2 points by jaequery on Feb 6, 2012 | hide | past | favorite | 3 comments
There is this media blackout concerning Ron Paul which is deeply troubling. I feel we can make quite a difference if we band together supporting our cause just like how we did it with the anti-sopa campaigns/widgets.
Yes
5 points
No
4 points
Don't care
2 points


You want media blackout? When in the media do you hear Dennis Kucinich, or any politician with liberal views like his? He voted against the USA PATRIOT Act, against no-paper-trail election systems, against funding the war in Iraq, and more. Yet the media primarily shows moderate, right-wing, and the occasional libertarian viewpoints; rarely strong liberal, and never left-wing viewpoints.

How often does Gary Johnson, who was the Republican governor of New Mexico (and triathlete) and perhaps the highest ranking politician who is outspoken against the "War on Drugs", get in the media? _And_ he's is running for president in the Libertarian party.

We're missing entire swaths of viewpoints. To bemoan a "blackout concerning Ron Paul", who is often in the news and whose views on government are very far from my own, draws little sympathy from me. I would vote for Kucinich or Johnson long before Paul.


Speaking as a foreigner:

1. I think his economic/fiscal policy would be disastrous for America and therefore disastrous for the world in general, my country included.

2. I think his foreign policy overshoots in the right direction. I don't want a return to America waging gratuitous war and torturing, but I also don't want an America that thinks Russia, Iran and sea pirates would start behaving themselves if they were ignored.

3. If Ron Paul's candidacy can move GOP foreign policy away from wage-war-and-torture, that would be a wonderful thing. But I get the impression it is easier to shift GOP economic policy.
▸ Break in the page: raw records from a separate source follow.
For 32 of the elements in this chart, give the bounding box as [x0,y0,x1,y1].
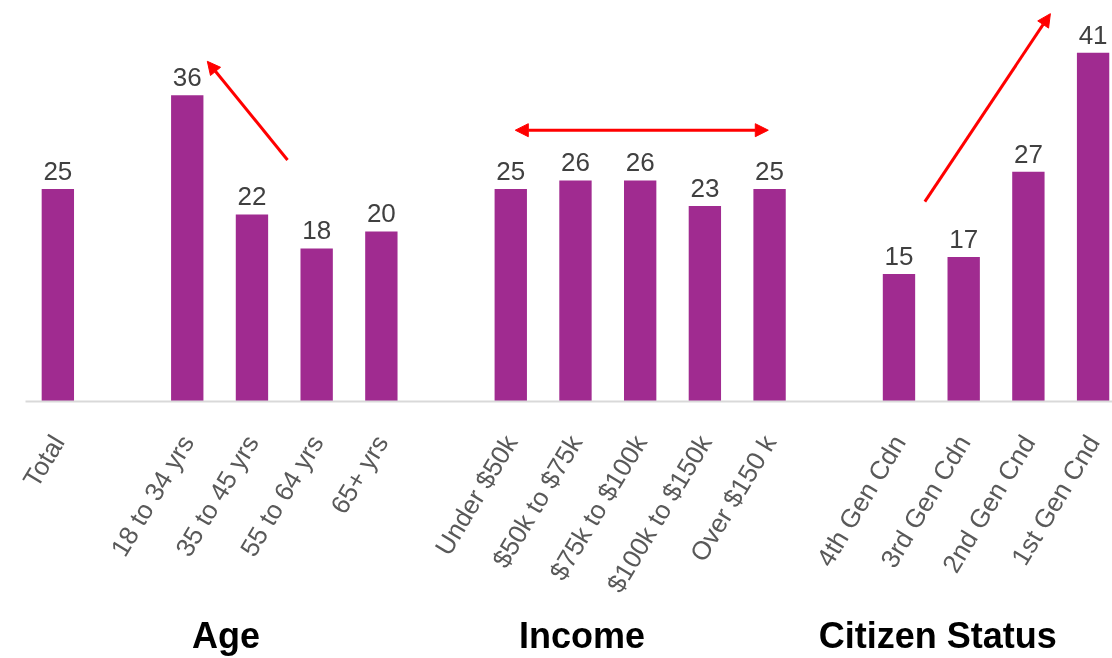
text: Citizen Status [818,614,1057,656]
bar [1012,171,1045,402]
text: Income [518,614,645,656]
data-label: 36 [172,62,202,93]
data-label: 23 [690,172,720,203]
data-label: 17 [949,223,979,254]
bar [41,188,75,402]
bar [753,188,786,402]
data-label: 27 [1013,138,1043,169]
data-label: 26 [625,147,655,178]
x-tick-label: 65+ yrs [324,429,395,519]
data-label: 15 [884,240,914,271]
data-label: 25 [43,155,73,186]
data-label: 25 [496,155,526,186]
data-label: 41 [1078,19,1108,50]
bar [365,231,398,402]
bar [624,180,657,402]
bar [235,214,269,402]
data-label: 26 [561,147,590,178]
bar [494,188,527,402]
text: Age [192,614,261,656]
bar [688,205,722,402]
data-label: 25 [755,155,785,186]
bar [559,180,592,402]
bar [300,248,333,402]
data-label: 20 [366,198,396,229]
bar [882,273,916,402]
bar [947,256,980,402]
data-label: 18 [302,215,332,246]
bar [1076,52,1110,402]
bar [171,95,204,402]
data-label: 22 [237,181,267,212]
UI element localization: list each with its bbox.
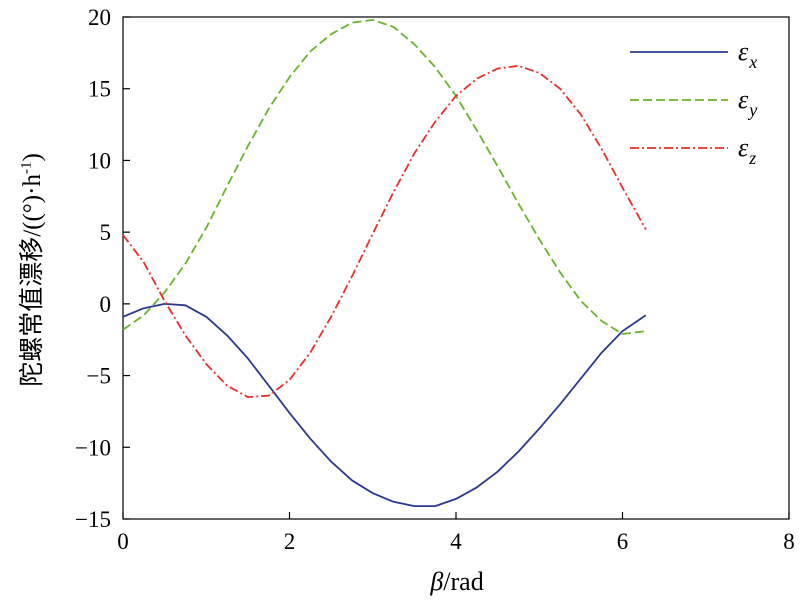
y-tick-label: 10: [88, 148, 111, 173]
x-tick-label: 6: [617, 529, 629, 554]
y-axis-title-sup: -1: [18, 161, 35, 175]
x-tick-label: 4: [450, 529, 462, 554]
x-tick-label: 8: [783, 529, 795, 554]
y-tick-label: 5: [100, 220, 112, 245]
y-tick-label: −5: [87, 364, 111, 389]
y-tick-label: 0: [100, 292, 112, 317]
legend-label-y: εy: [738, 85, 757, 120]
series-line-y: [122, 18, 646, 335]
y-tick-label: −15: [75, 507, 111, 532]
y-tick-label: −10: [75, 435, 111, 460]
x-tick-label: 0: [117, 529, 129, 554]
legend-label-z: εz: [738, 133, 756, 168]
y-axis-title-tail: ): [19, 153, 46, 162]
x-axis-symbol: β: [429, 567, 443, 596]
y-axis-title-main: 陀螺常值漂移/((°)·h: [19, 174, 46, 387]
y-tick-label: 15: [88, 77, 111, 102]
plot-frame: [122, 16, 790, 520]
y-tick-label: 20: [88, 5, 111, 30]
series-line-z: [122, 64, 647, 399]
x-axis-unit: /rad: [443, 567, 483, 596]
series-line-x: [122, 302, 647, 508]
legend-label-x: εx: [738, 37, 757, 72]
x-axis-title: β/rad: [429, 567, 483, 596]
x-tick-label: 2: [284, 529, 296, 554]
y-axis-title: 陀螺常值漂移/((°)·h-1): [12, 153, 48, 387]
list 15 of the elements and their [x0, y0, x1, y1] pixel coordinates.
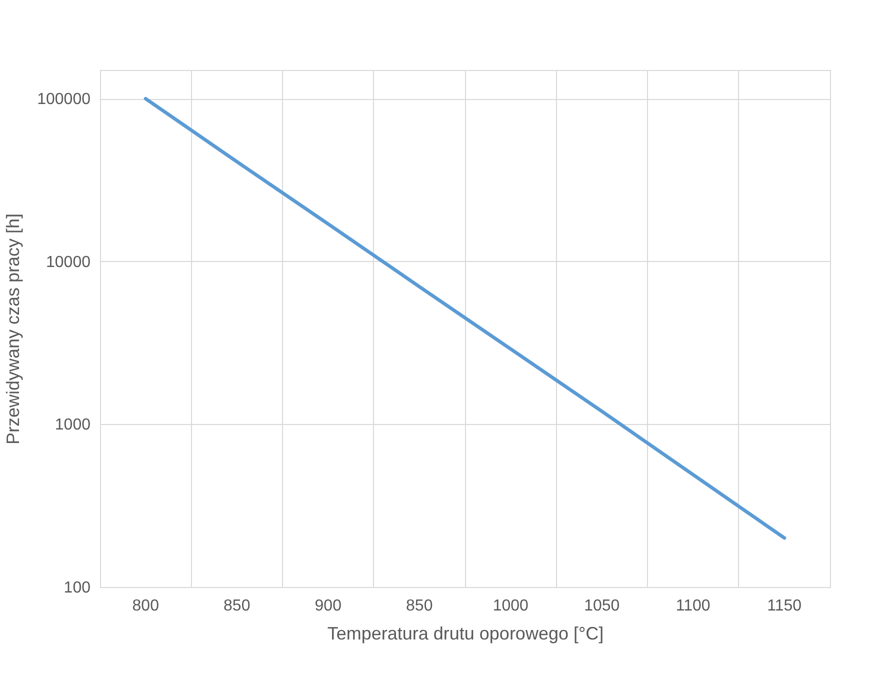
y-tick-label: 100: [64, 580, 91, 596]
x-tick-label: 1100: [676, 598, 710, 614]
x-tick-label: 850: [224, 598, 250, 614]
x-tick-label: 1000: [492, 598, 529, 614]
y-tick-label: 100000: [37, 91, 91, 108]
x-tick-label: 1050: [584, 598, 620, 614]
y-tick-label: 1000: [54, 416, 91, 434]
y-axis-title: Przewidywany czas pracy [h]: [3, 213, 24, 445]
x-axis-title: Temperatura drutu oporowego [°C]: [327, 624, 604, 644]
x-tick-label: 850: [406, 598, 433, 614]
x-tick-label: 900: [314, 598, 342, 614]
line-series: [144, 96, 786, 540]
x-tick-label: 1150: [767, 598, 802, 614]
x-tick-label: 800: [132, 598, 160, 614]
y-tick-label: 10000: [46, 254, 91, 271]
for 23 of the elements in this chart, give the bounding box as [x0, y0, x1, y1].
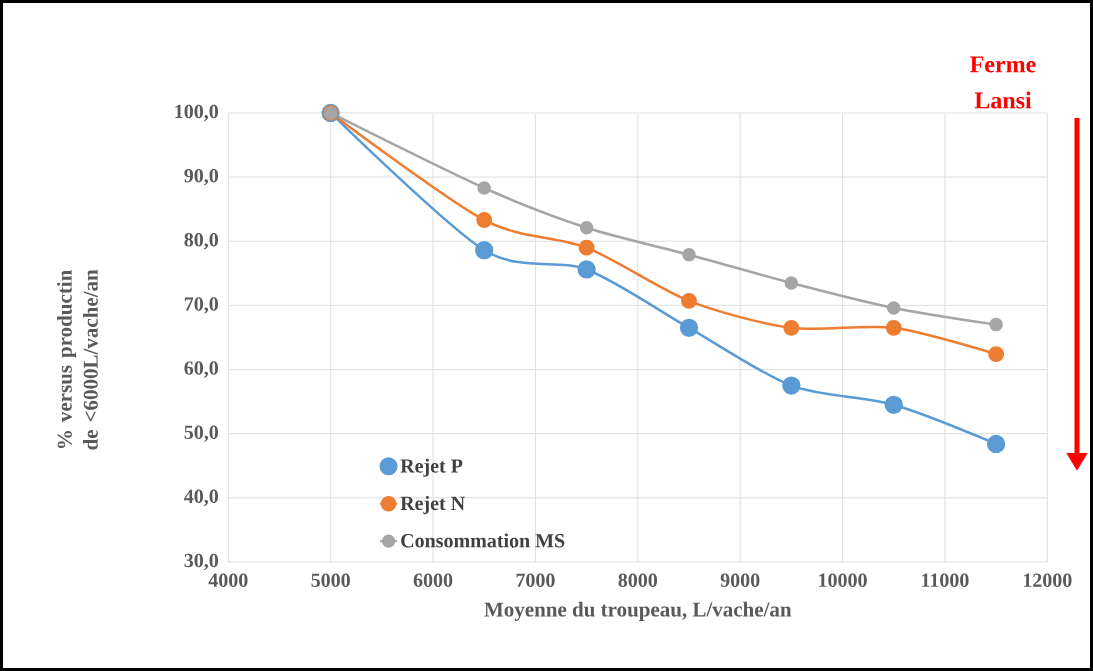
x-tick-label: 5000	[311, 573, 350, 587]
y-tick-label: 60,0	[184, 361, 218, 378]
x-tick-label: 10000	[819, 573, 867, 587]
y-axis-title: % versus productin de <6000L/vache/an	[57, 269, 98, 450]
y-tick-label: 70,0	[184, 297, 218, 314]
legend-label: Rejet N	[400, 496, 465, 515]
x-tick-label: 6000	[413, 573, 453, 587]
y-tick-label: 100,0	[175, 104, 218, 122]
x-tick-label: 4000	[208, 573, 248, 587]
x-tick-label: 12000	[1023, 573, 1072, 587]
x-tick-label: 7000	[516, 573, 555, 587]
x-axis-title: Moyenne du troupeau, L/vache/an	[484, 601, 792, 621]
x-tick-label: 8000	[618, 573, 658, 587]
text: Ferme Lansi	[970, 56, 1036, 109]
y-tick-label: 40,0	[184, 489, 218, 506]
x-tick-label: 9000	[720, 573, 760, 587]
legend-label: Consommation MS	[401, 533, 565, 548]
y-tick-label: 50,0	[184, 425, 218, 442]
legend-label: Rejet P	[400, 458, 463, 477]
x-tick-label: 11000	[922, 573, 969, 587]
y-tick-label: 30,0	[184, 553, 218, 571]
y-tick-label: 90,0	[184, 168, 218, 186]
y-tick-label: 80,0	[184, 233, 218, 250]
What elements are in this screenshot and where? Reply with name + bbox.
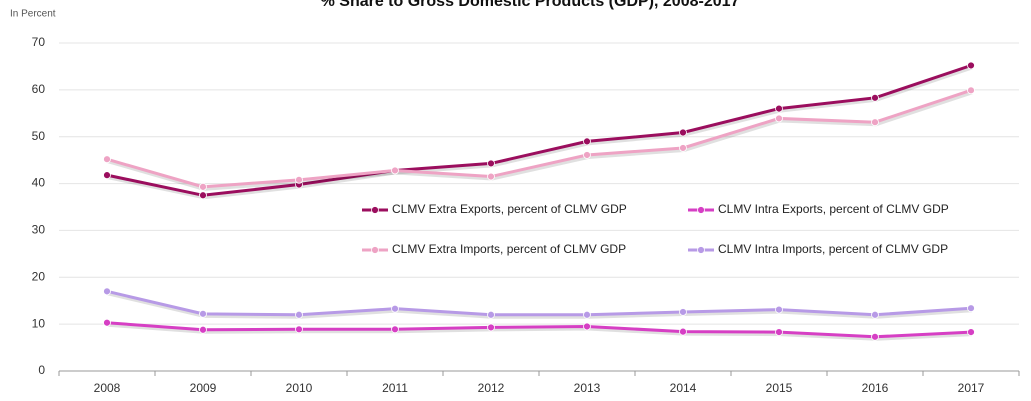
point <box>679 308 687 316</box>
legend-marker <box>697 206 705 214</box>
y-tick-label: 0 <box>38 363 45 377</box>
x-tick-label: 2013 <box>574 381 601 395</box>
point <box>295 175 303 184</box>
point <box>487 323 495 332</box>
point <box>103 171 111 180</box>
chart-title: % Share to Gross Domestic Products (GDP)… <box>321 0 740 10</box>
point <box>199 325 207 334</box>
point <box>871 310 879 319</box>
point <box>391 166 399 175</box>
point <box>103 287 111 296</box>
x-tick-label: 2017 <box>958 381 985 395</box>
x-tick-label: 2015 <box>766 381 793 395</box>
legend-label: CLMV Intra Imports, percent of CLMV GDP <box>718 242 948 256</box>
point <box>967 86 975 95</box>
x-tick-label: 2012 <box>478 381 505 395</box>
x-tick-label: 2011 <box>382 381 408 395</box>
series-line <box>106 289 972 317</box>
y-tick-label: 30 <box>32 223 46 237</box>
legend-marker <box>371 206 379 214</box>
series-line <box>106 88 972 189</box>
x-tick-label: 2010 <box>286 381 313 395</box>
point <box>775 328 783 337</box>
legend-label: CLMV Intra Exports, percent of CLMV GDP <box>718 202 949 216</box>
point <box>871 93 879 102</box>
legend-marker <box>697 246 705 254</box>
point <box>583 137 591 146</box>
point <box>103 155 111 164</box>
y-tick-label: 50 <box>32 129 46 143</box>
y-tick-label: 60 <box>32 82 46 96</box>
line-shadow <box>107 291 973 319</box>
point <box>487 172 495 181</box>
point <box>871 118 879 127</box>
point <box>487 310 495 319</box>
y-tick-label: 20 <box>32 269 46 283</box>
point <box>679 327 687 336</box>
point <box>583 151 591 159</box>
point <box>199 182 207 191</box>
point <box>583 310 591 319</box>
point <box>295 310 303 319</box>
point <box>967 328 975 337</box>
series-line <box>106 64 972 197</box>
legend-marker <box>371 246 379 254</box>
point <box>295 325 303 334</box>
x-tick-label: 2014 <box>670 381 697 395</box>
point <box>199 191 207 200</box>
line-shadow <box>107 90 973 191</box>
point <box>775 104 783 113</box>
point <box>679 144 687 152</box>
y-axis-label: In Percent <box>10 9 56 20</box>
point <box>487 159 495 168</box>
x-tick-label: 2008 <box>94 381 121 395</box>
point <box>967 61 975 70</box>
point <box>391 304 399 313</box>
point <box>871 332 879 341</box>
point <box>103 318 111 327</box>
point <box>391 325 399 334</box>
point <box>679 128 687 137</box>
point <box>583 322 591 331</box>
y-tick-label: 10 <box>32 316 46 330</box>
y-tick-label: 40 <box>32 176 46 190</box>
line-shadow <box>107 322 973 341</box>
series-line <box>106 321 972 339</box>
point <box>775 114 783 123</box>
line-shadow <box>107 65 973 200</box>
x-tick-label: 2009 <box>190 381 217 395</box>
point <box>775 305 783 314</box>
y-tick-label: 70 <box>32 35 46 49</box>
point <box>967 304 975 313</box>
point <box>199 309 207 318</box>
legend-label: CLMV Extra Exports, percent of CLMV GDP <box>392 202 627 216</box>
legend-label: CLMV Extra Imports, percent of CLMV GDP <box>392 242 626 256</box>
x-tick-label: 2016 <box>862 381 889 395</box>
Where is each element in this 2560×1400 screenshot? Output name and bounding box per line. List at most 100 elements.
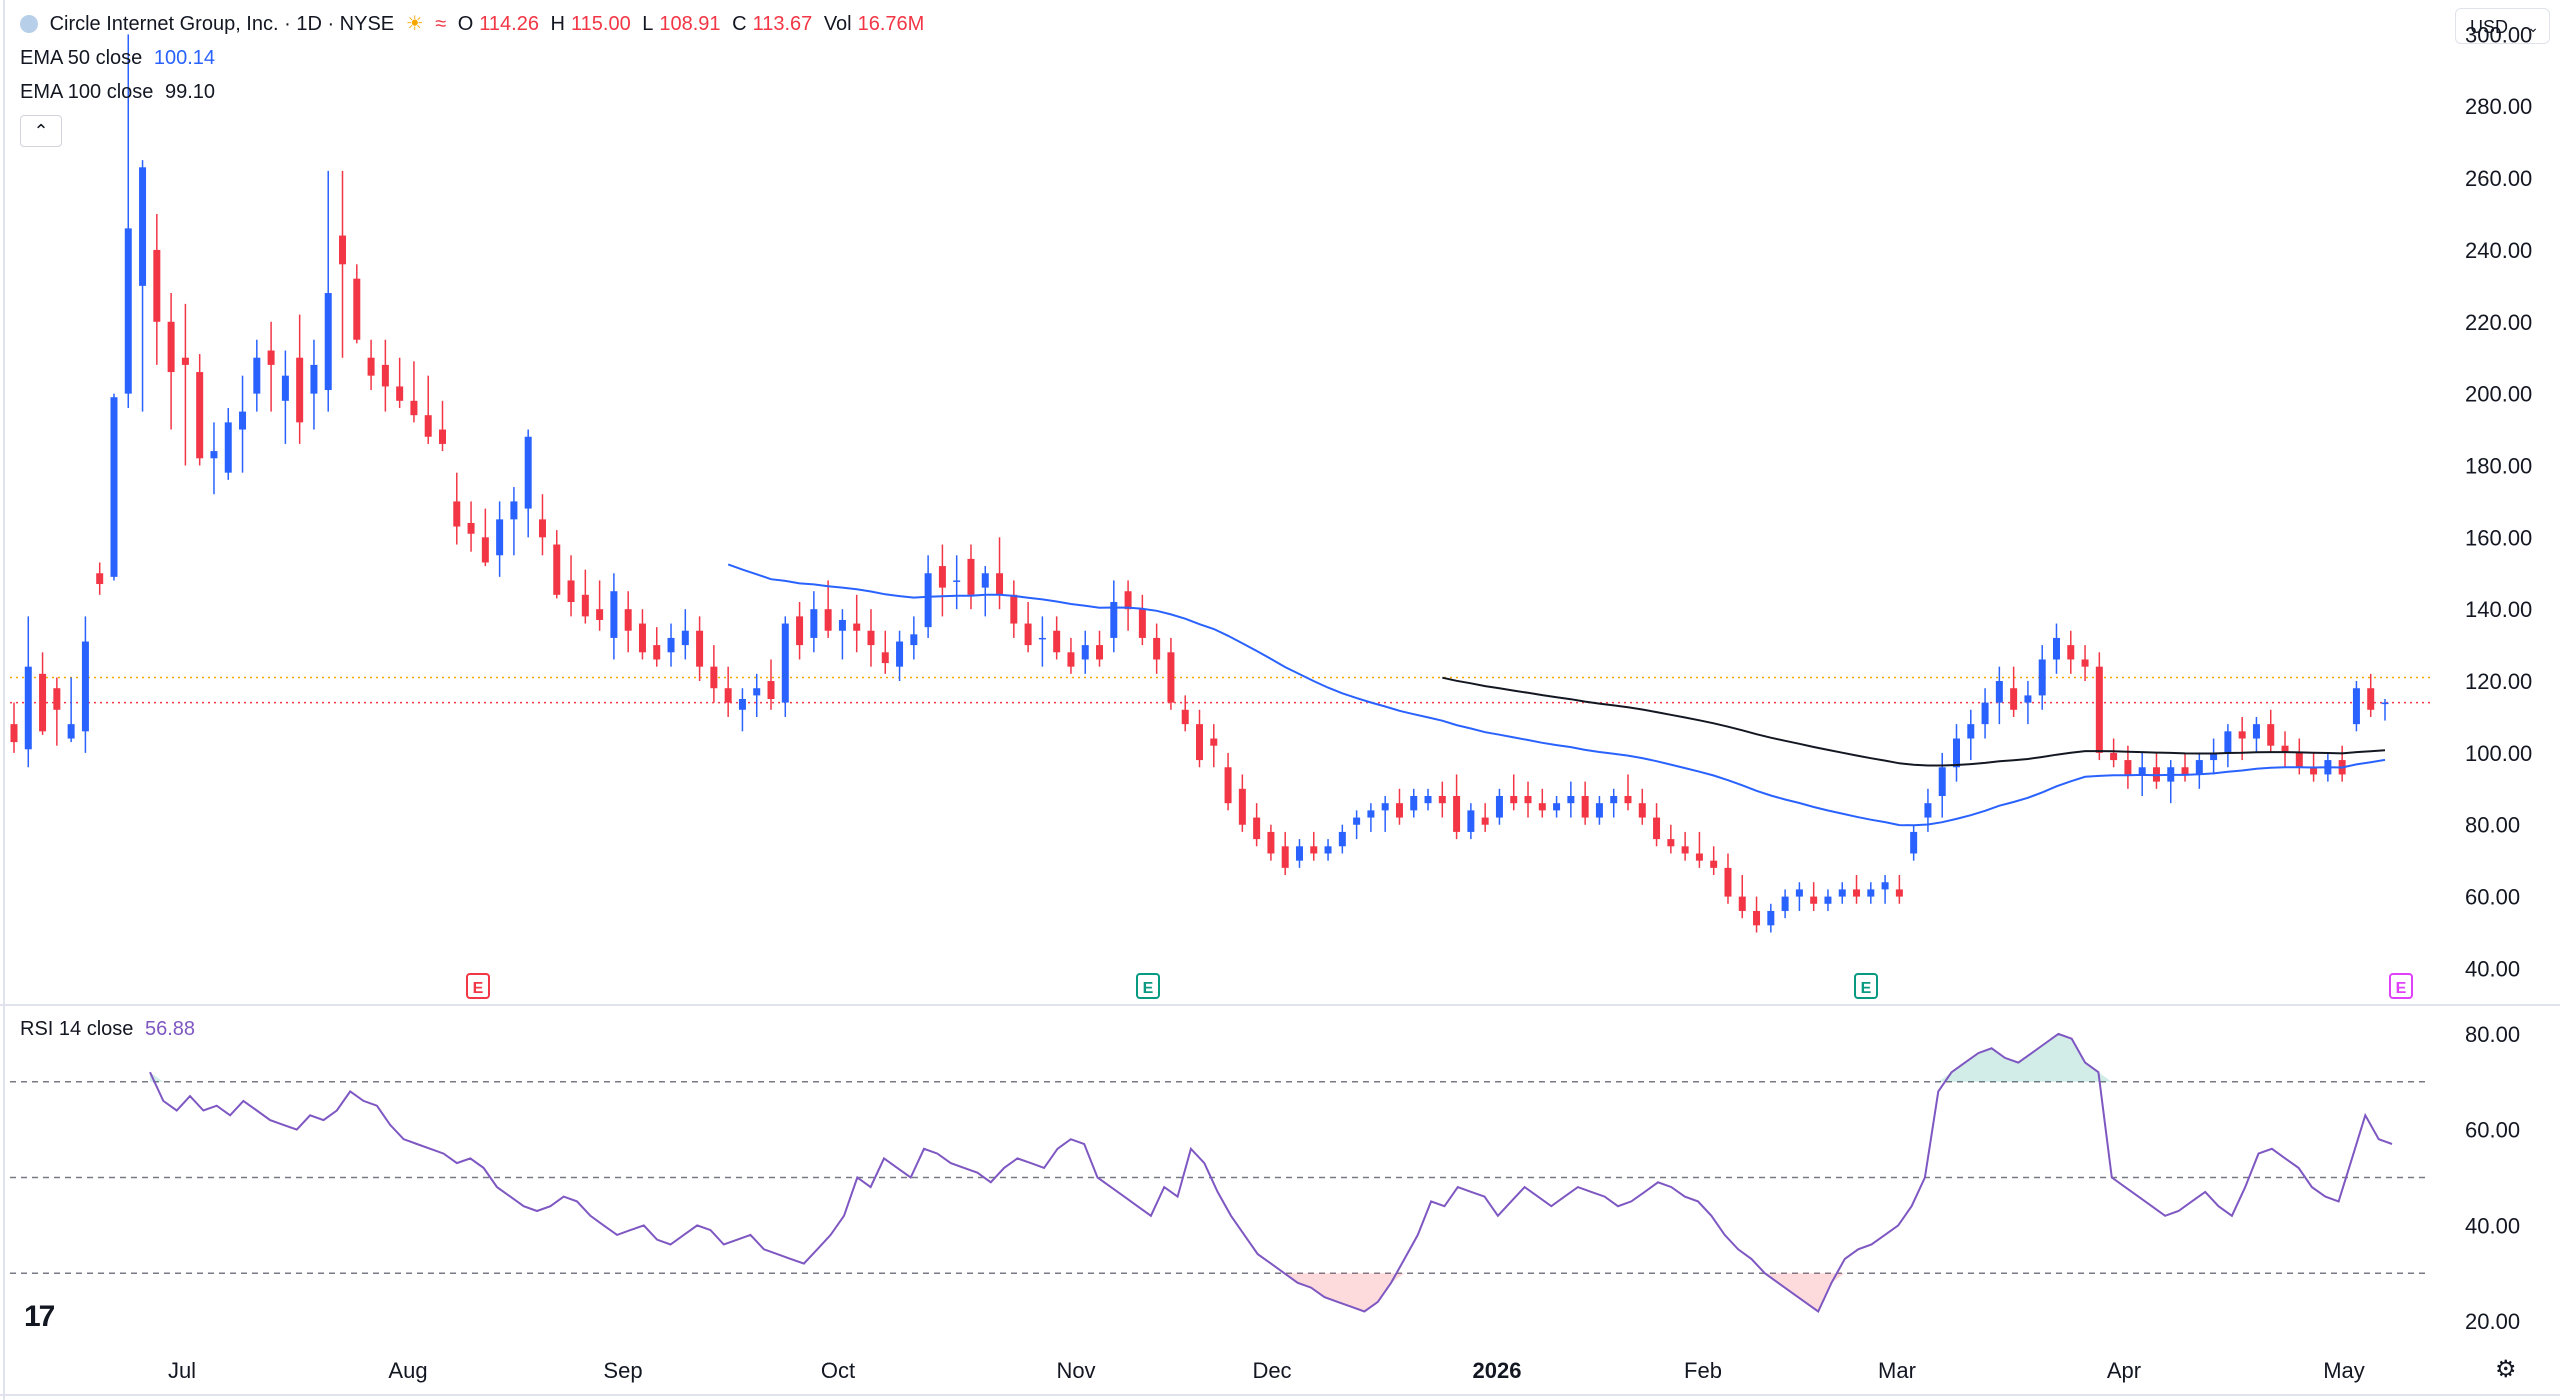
candle-body [824, 609, 832, 631]
ema50-line [727, 563, 2386, 827]
candle-body [1338, 831, 1346, 847]
open-value: 114.26 [479, 13, 539, 35]
candle-body [1038, 637, 1046, 640]
price-tick-label: 120.00 [2465, 669, 2532, 694]
candle-body [1438, 796, 1446, 804]
candle-body [2295, 752, 2303, 768]
candle-body [1410, 796, 1418, 811]
candle-body [1767, 910, 1775, 926]
collapse-legend-button[interactable]: ⌃ [20, 115, 62, 147]
price-tick-label: 240.00 [2465, 238, 2532, 263]
candle-body [510, 501, 518, 520]
low-value: 108.91 [659, 13, 721, 35]
time-tick-label: Aug [388, 1358, 427, 1383]
candle-body [2095, 666, 2103, 753]
candle-body [653, 645, 661, 660]
candle-body [1938, 767, 1946, 796]
candle-body [1495, 796, 1503, 818]
time-tick-label: Feb [1684, 1358, 1722, 1383]
candle-body [110, 397, 118, 577]
price-tick-label: 260.00 [2465, 166, 2532, 191]
candle-body [596, 609, 604, 620]
candle-body [1353, 817, 1361, 825]
candle-body [2124, 760, 2132, 775]
candle-body [81, 641, 89, 732]
high-value: 115.00 [571, 13, 631, 35]
candle-body [210, 451, 218, 459]
candle-body [710, 666, 718, 689]
high-label: H [550, 13, 565, 35]
candle-body [267, 350, 275, 365]
ema100-value: 99.10 [164, 81, 216, 103]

4. I get the impression that Fox News and Conservative talk radio in general are actively hostile to Ron Paul's policy positions, and want the neocons to return to power. But the rest of the media ignores him because they cover the horse race, not policies: they try to predict “Who will win?” rather than ask “Who should win?” (They seem to have concluded that the GOP's Christianist support is enough to deny Ron Paul the nomination.) This is not unique to America, and even in America it affects much more than Ron Paul.


This is not for/against Ron Paul, but an observation.

Historically, the news has been very liberal/democratic. As FB/Twitter take a more central role in getting the polls or should I say "pulse" of the people, it will be interesting to see how that changes individual prospects of candidates.

For the first time, anyone can win with way less money. I like that!